Durability nella preparazione atletica: come la sviluppo nei miei programmi

Durability

La durability definisce quanto a lungo riesci a mantenere efficienza fisiologica e biomeccanica sotto fatica. Non misura la resistenza pura, ma la qualità del gesto nel tempo.

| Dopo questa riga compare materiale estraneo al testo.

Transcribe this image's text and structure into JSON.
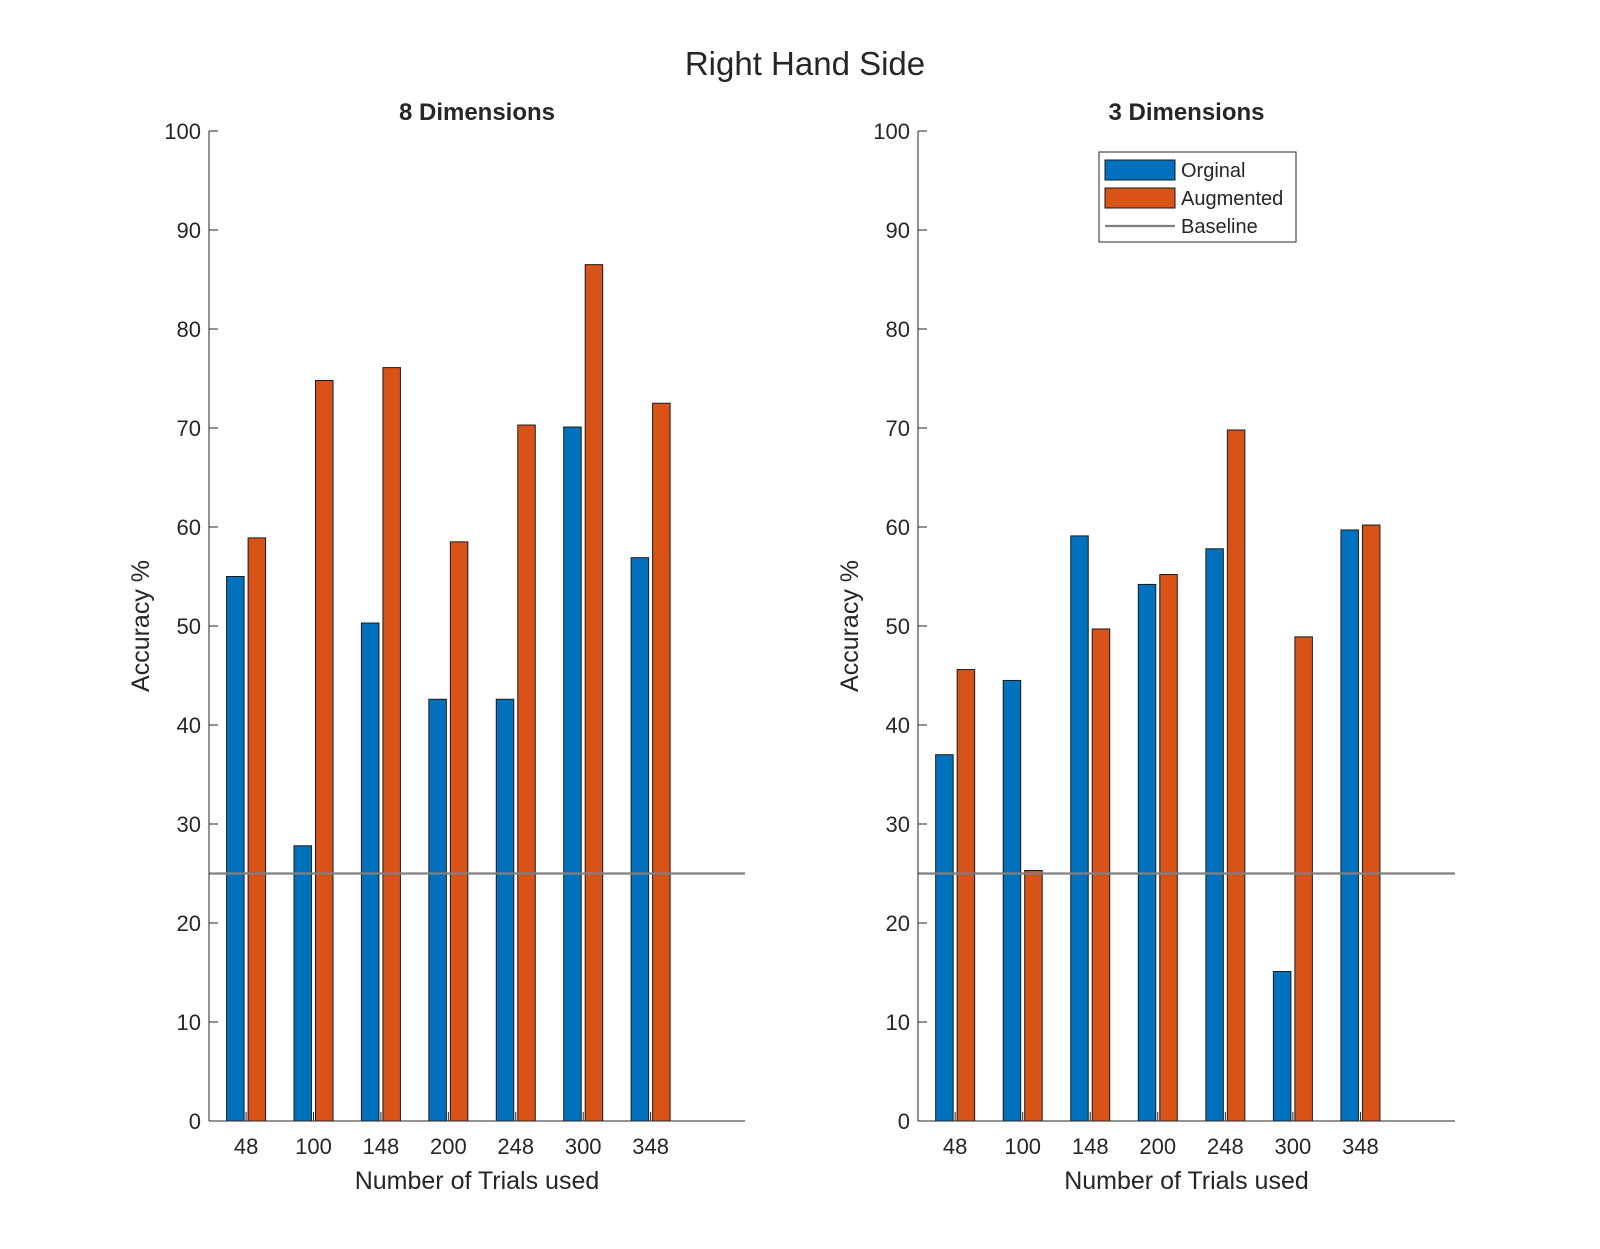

In pratica indica la capacità di evitare il “crollo” metabolico, tecnico e neuromuscolare nelle fasi finali delle gare lunghe.


Perché conta

  • Mantiene economia di corsa o pedalata.
  • Riduce la deriva cardiaca.
  • Limita gli infortuni da cedimento tecnico.
  • Distingue gli atleti completi da quelli che “si spengono” nella seconda metà gara.

Cosa condiziona la durability

  • Fattori fisiologici: risparmio glicogeno, flessibilità metabolica, resistenza alla fatica centrale.
  • Biomeccanica: postura stabile, cadenza efficiente, simmetria sotto stress.
  • Capacità metaboliche: alta densità mitocondriale, ossidazione lipidica elevata, buffer muscolare efficace.
  • Struttura: tendini, fascia, catena posteriore capaci di reggere volumi lunghi.

Come alleno la durability

1. Deplezione controllata

Uso queste sessioni per aumentare biogenesi mitocondriale e capacità lipidica.

Long run a glicogeno ridotto

  • Durata: >2h (intermedi), >2h30’ (avanzati).
  • Zona: Z2 con finale 10-15’ in Z3.
  • Frequenza: ogni 10-14 giorni.
  • Modalità: dopo digiuno notturno o come seconda seduta del giorno.

Back-to-back

  • Sabato: qualità (es. 3×15’ Z4).
  • Domenica: 2-3h Z2 in fatica residua.
  • Obiettivo: simulazione stress finale di gara.

2. Economia sotto fatica

Alleno la meccanica quando il sistema è già stressato.

Chiusura in progressione corsa lunga

  • 90-120’ Z2 + 15-30’ da Z3 verso Z4.
  • Focus: postura, cadenza 170-180 spm, rilassamento.
  • Variante avanzati: 20’ finali 3’ Z4 / 2’ Z2.

Ripetute in fatica pre-indotta

  • 60-90’ Z2 + 4-6×1000m in Z5a, recupero 2-3’.
  • Obiettivo: reclutamento unità motorie efficienti nonostante il carico.

3. Soglia estesa

Stabilizzo la capacità di sostenere intensità specifiche per lunghi periodi.

Tempo run progressivo

  • Intermedi: 10’ Z2 + 30’ Z3 + 10’ Z4.
  • Avanzati: 20’ Z3 + 25’ Z4.
  • Frequenza: ogni 7-10 giorni.

Steady state a blocchi

  • 3-4×15-20’ Z4, recupero 5’.
  • Progressione: riduzione recupero o aumento durata blocchi.

4. Resilienza strutturale

Rinforzo tessuti e controllo neuromuscolare.

Ripetute lunghe collinari

  • 6-8×4-6’ salita 4-6% in Z3-Z4.
  • Recupero discesa ≥ durata salita.
  • Beneficio: condizionamento catena posteriore e tendini.

Trail tecnico

  • 90-150’ Z2-Z3.
  • Beneficio: propriocezione, stabilità, adattamento multidirezionale.

Come monitoro i miglioramenti

  • Decoupling cardio-pace (Pa:Hr su TrainingPeaks): drift FC >5% = deterioramento.
  • HRV: -10% rispetto baseline = affaticamento.
  • RPE: crescita non proporzionale = stress sistemico.
  • Economia pre/post long run: peggioramento >3-4% = carenza endurance profonda.
  • Biomeccanica: perdita simmetria o cadenza in finale.

Conclusioni

La durability richiede 12-16 settimane di lavoro mirato e si mantiene con 1-2 sedute specifiche settimanali. Quando è sviluppata correttamente, la seconda metà gara diventa il tuo punto di forza, non la tua zona di sopravvivenza.